The descriptions and drawings shown above are detailed explanations of parts related to the technology disclosed herein and are merely examples of the technology disclosed herein. For example, the explanations regarding configurations, functions, actions, and effects above are explanations regarding examples of configurations, functions, actions, and effects of parts related to the technology disclosed herein. Therefore, it goes without saying that within the scope not departing from the gist of the technology disclosed herein, unnecessary parts may be deleted, new elements may be added, or replacements may be made to the descriptions and drawings shown above. Additionally, to avoid complexity and facilitate understanding of parts related to the technology disclosed herein, explanations concerning technical common knowledge and the like that do not require special explanation for enabling the implementation of the technology disclosed herein are omitted in the descriptions and drawings shown above.
All documents, patent applications, and technical standards described in this specification are incorporated by reference to the same extent as if each document, patent application, and technical standard were specifically and individually stated to be incorporated by reference in this specification.

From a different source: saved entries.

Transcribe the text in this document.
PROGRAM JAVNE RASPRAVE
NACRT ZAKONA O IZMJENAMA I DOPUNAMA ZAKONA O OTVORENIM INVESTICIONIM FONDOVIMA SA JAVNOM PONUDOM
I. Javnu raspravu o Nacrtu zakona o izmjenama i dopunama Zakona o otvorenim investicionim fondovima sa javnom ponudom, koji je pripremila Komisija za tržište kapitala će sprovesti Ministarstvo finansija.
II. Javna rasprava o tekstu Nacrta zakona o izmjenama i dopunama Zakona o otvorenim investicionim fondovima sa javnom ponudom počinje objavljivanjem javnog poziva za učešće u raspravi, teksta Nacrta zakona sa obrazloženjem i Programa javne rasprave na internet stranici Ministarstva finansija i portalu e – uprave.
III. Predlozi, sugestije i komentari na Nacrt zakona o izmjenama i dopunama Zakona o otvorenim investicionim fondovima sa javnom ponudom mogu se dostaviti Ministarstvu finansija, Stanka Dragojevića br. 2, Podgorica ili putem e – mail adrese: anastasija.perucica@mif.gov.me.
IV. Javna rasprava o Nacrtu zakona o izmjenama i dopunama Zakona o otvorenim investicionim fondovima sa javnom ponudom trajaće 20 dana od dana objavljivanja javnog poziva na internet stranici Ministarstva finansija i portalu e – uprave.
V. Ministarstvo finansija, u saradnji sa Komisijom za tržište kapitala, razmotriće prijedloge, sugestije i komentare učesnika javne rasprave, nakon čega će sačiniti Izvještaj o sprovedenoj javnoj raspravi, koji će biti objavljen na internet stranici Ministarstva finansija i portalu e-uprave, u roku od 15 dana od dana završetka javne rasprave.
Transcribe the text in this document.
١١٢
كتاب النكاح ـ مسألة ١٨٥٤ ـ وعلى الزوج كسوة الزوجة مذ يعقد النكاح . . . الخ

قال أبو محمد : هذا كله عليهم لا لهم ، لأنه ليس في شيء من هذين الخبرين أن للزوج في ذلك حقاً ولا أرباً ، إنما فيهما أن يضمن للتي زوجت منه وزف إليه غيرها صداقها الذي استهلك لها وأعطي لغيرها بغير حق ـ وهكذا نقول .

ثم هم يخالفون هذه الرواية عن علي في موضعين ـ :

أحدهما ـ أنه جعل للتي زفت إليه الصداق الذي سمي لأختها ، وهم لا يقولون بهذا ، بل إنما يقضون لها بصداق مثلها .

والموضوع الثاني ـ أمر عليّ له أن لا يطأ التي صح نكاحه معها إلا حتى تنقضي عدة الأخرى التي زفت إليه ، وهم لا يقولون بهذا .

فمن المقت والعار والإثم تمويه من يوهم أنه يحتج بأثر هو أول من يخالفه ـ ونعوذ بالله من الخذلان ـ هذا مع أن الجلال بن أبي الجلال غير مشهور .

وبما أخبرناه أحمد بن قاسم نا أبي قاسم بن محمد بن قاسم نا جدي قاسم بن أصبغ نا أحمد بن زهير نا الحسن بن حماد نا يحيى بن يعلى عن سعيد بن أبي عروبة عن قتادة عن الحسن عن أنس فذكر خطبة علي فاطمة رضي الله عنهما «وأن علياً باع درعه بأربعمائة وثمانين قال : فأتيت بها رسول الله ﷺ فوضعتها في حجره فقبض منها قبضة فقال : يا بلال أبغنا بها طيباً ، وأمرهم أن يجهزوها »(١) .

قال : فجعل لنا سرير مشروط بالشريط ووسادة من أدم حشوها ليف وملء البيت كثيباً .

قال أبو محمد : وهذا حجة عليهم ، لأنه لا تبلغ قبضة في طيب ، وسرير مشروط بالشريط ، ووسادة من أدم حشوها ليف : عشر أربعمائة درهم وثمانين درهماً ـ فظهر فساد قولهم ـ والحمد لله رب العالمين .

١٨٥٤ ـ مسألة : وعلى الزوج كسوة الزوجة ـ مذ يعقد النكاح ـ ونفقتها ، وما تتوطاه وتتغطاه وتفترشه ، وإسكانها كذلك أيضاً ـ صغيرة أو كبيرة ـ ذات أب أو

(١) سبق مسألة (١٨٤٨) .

1. A system comprising: an operation status acquisition unit that acquires the operation status of each public transportation facility; a tactile paving information acquisition unit that acquires tactile paving information from each local government; a map generation unit that generates a map based on the information acquired by the operation status acquisition unit and the tactile paving information acquisition unit; and a voice guidance unit that provides voice guidance based on the map generated by the map generation unit.
2. The system according to claim 1, wherein the operation status acquisition unit simultaneously collects weather and disaster information and proposes a safe route to the user.
3. The system according to claim 1, wherein the map generation unit analyzes the user's movement history and provides a route individually optimized for the user.
4. The system according to claim 1, wherein the map generation unit preferentially proposes routes that allow the user to feel a sense of security.
5. The system according to claim 1, wherein the map generation unit also provides route guidance for elderly people and children other than visually and hearing-impaired persons.